Saturday, May 17, 2014

Thoughts and photos from SRD Michigan TOPS

Getting ready to take the stage at SRD

Good Morning my friends!  I’m certainly feeling a different set of emotions this morning than I was yesterday at this time. Yesterday I was feeling a combination of excitement, anxiety, and nervous energy as I prepared myself for the State Recognition Rally (SRD) for TOPS (Take off pounds sensibly). Today, I am feeling a sense of relief, gratitude, and humility as I try to process the emotions that came after taking the stage yesterday at the Soaring Eagle Casino. Although the emotions and feelings are different, they produced the same temptation and desire in me; that is, the desire to deal with them with food.

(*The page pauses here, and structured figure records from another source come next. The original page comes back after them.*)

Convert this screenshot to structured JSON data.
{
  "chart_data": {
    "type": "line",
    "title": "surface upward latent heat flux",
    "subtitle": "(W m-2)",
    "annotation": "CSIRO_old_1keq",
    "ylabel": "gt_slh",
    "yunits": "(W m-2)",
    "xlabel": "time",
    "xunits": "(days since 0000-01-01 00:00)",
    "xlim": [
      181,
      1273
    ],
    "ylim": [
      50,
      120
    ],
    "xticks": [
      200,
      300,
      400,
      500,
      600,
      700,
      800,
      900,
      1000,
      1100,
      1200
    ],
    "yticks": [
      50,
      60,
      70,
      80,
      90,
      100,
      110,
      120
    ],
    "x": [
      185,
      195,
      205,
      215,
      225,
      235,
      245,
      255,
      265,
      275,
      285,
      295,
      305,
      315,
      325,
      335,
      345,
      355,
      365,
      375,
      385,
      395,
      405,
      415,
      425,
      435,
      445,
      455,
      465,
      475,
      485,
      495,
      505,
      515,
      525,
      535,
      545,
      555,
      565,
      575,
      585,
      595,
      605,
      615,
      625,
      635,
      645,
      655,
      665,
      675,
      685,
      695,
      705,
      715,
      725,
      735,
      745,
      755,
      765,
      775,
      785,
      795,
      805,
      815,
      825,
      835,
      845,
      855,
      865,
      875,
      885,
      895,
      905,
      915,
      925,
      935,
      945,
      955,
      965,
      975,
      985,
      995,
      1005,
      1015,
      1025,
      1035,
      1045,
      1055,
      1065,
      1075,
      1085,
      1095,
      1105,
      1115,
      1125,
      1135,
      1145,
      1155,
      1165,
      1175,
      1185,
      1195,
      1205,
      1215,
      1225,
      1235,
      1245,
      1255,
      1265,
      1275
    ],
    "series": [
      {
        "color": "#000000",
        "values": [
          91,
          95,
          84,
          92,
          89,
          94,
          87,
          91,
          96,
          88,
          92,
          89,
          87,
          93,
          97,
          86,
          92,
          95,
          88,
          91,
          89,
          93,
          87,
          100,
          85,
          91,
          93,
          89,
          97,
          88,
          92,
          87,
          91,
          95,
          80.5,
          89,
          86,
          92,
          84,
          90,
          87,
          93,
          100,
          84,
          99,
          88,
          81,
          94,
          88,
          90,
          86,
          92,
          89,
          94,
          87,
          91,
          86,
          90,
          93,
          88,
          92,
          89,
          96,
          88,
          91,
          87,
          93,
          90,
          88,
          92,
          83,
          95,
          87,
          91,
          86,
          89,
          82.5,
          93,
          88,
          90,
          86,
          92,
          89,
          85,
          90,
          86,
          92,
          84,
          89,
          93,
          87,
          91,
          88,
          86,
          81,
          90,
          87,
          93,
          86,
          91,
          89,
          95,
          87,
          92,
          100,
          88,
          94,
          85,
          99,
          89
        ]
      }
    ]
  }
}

 Yesterday morning….and up to the time I was to speak…I wanted to eat; not cookies or junk food, but typically healthy food, anything to help calm the nerves a bit.  As soon as I was in the car and headed back home yesterday, I wanted to do the same, only this time it was more of a “reward eating’ or celebration type desire. Did you ever go get a big ice-cream sundae or special treat after winning a ballgame, getting a raise at work, or gasp…..even losing a few pounds that week?   I actually thought about ordering a pizza last night just because I was feeling relieved and “pumped up” because of the warm welcome and wonderful comments I received.  But I didn’t. Instead, I celebrated with a big bowl of popcorn that I made in an air-popper that was sent to me by a friend from this group; definitely a better choice than a pizza, although I still have a piece or two of pizza about every 2 or 3 months.

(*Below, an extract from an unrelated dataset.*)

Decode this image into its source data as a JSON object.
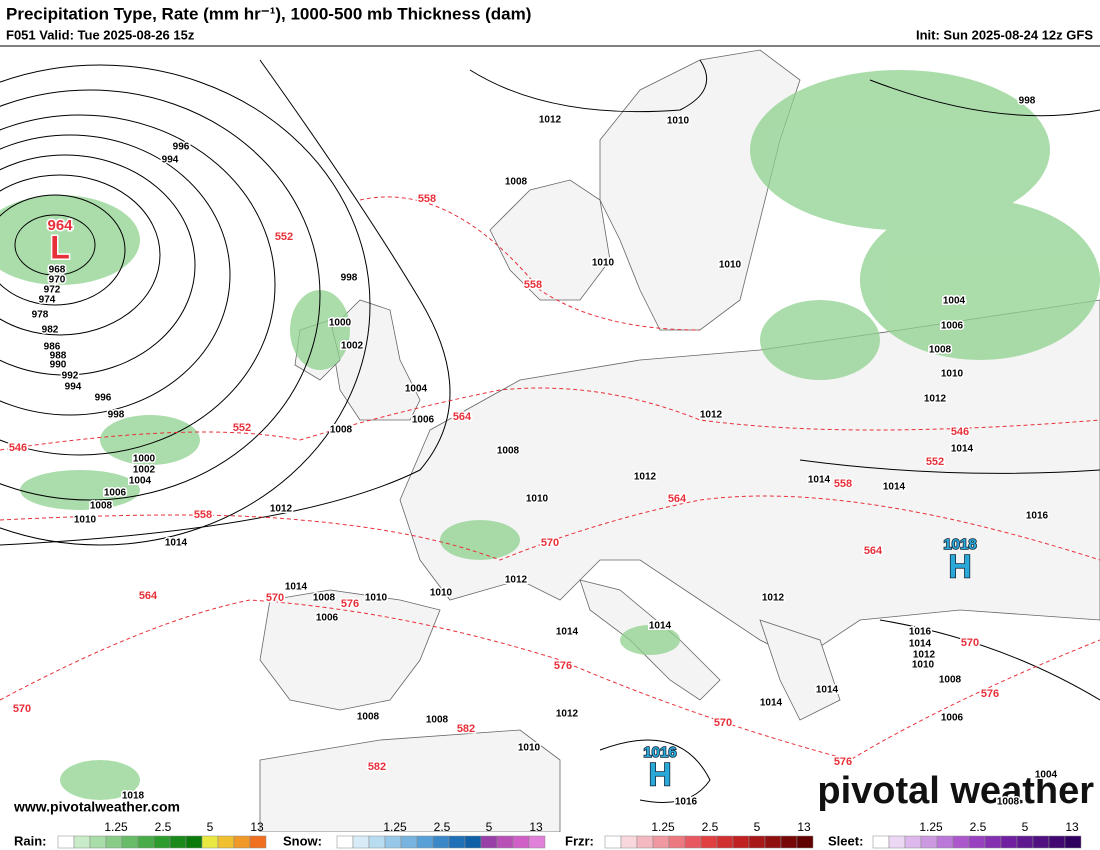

The whole,  “ I really want to eat because I’m feeling all kinds of emotions,” thing was a poignant reminder that even now, three years into my journey, this emotional eating battle is one that still rages inside of me. I spoke of that battle yesterday to the TOPS group as I recalled the behavior I learned as a child: Food makes the good times better and the bad times more bearable.  This emotional eating pattern is one of the main reasons I ended up weighing over 400 pounds in the first place. I learned to use food as a coping mechanism to deal with life’s heartaches and stressors and as a reward for a job well done. When my life began to spiral out of control as a result of a job loss, a relocation, grief, unemployment, etc., I numbed the pain with food. Likewise, when I went back to college and began to excel in my studies, food was my reward for a job well-done. And so it went….and there began my demise.  Over the course of my journey to better health I had to rethink my relationship with food; to begin to view food as ‘fuel” rather than “comfort or reward.”  Most of the time I can do that, but yesterday showed me that old habits die hard and that emotional eating is a constant temptation, a daily choice.
WOW...people waited in line to talk to me or take photos. God is good!
Yesterday was really an awesome day! I had only ever been in the Soaring Eagle Casino a couple of times and that was at least 12 or 15 years ago, and I had never been in the hotel before. What a beautiful place. I had never been in an entertainment hall or auditorium that large either, so at first it was quite overwhelming.  I ran into several people I knew from the various TOPS groups I had visited previously before it was time to speak, and knowing that I had friends in the audience certainly helped. A friend from Harrison, Pat LaValley, and the president of my college, Carol Churchill, even bought tickets to come and cheer me on. That was extremely humbling and very comforting. The photographer who took the recent photos for the two magazine spreads, now my friend/graphic designer, Marcia Bauer, also came with me. Feeling the love there….and knowing that so many of you were supporting me with good thoughts and prayers gave me a peace that is hard to describe. I actually choked up on stage when I told the large crowd that “right at this very moment….as I stand here….there are people ALL OVER THE WORLD praying for me as I share my story.”  What an incredible thing to know.  THANK YOU so much!  You all give me courage to speak, inspiration to write, motivation to keep on track, and the desire to continue to be open to all God has planned for me. You will never know how much that means to me. I hope that I can do/be the same for you.
Signing photo cards for the crowd 


I have already added several new members to the group as a result of yesterday’s rally and I’m sure there will be many more in the coming days. To you, I say….WELCOME!  Thank you for the privilege of sharing my journey with you…..and for allowing me the honor of sharing in your journey as well.  Together…..you, me, the other group members, and GOD…..will work each day to become kinder, gentler, more loving and happier people….and if that includes words like “thinner”, “healthier”, “addiction free”, or any other words of that nature….than HURRAY!  But remember, the number on the scale; the size of your bank account; the current state of your mental or physical health……do not define your value or your self-worth.  YOU ARE BEAUTIFUL…..wonderful……WORTHWHILE……and abundantly blessed…..as you are at this moment…..but day-by-day, as you allow yourself to be transformed in mind, spirit, and body, you will discover that you can be/feel happier than you ever thought possible. 
I’m attaching a few more pictures that the photographer sent this morning. I’m sure there will be more to come in the near future.

Make it a wonderful day today…..and be conscious of what you eat today…..and what emotions are attached to that food.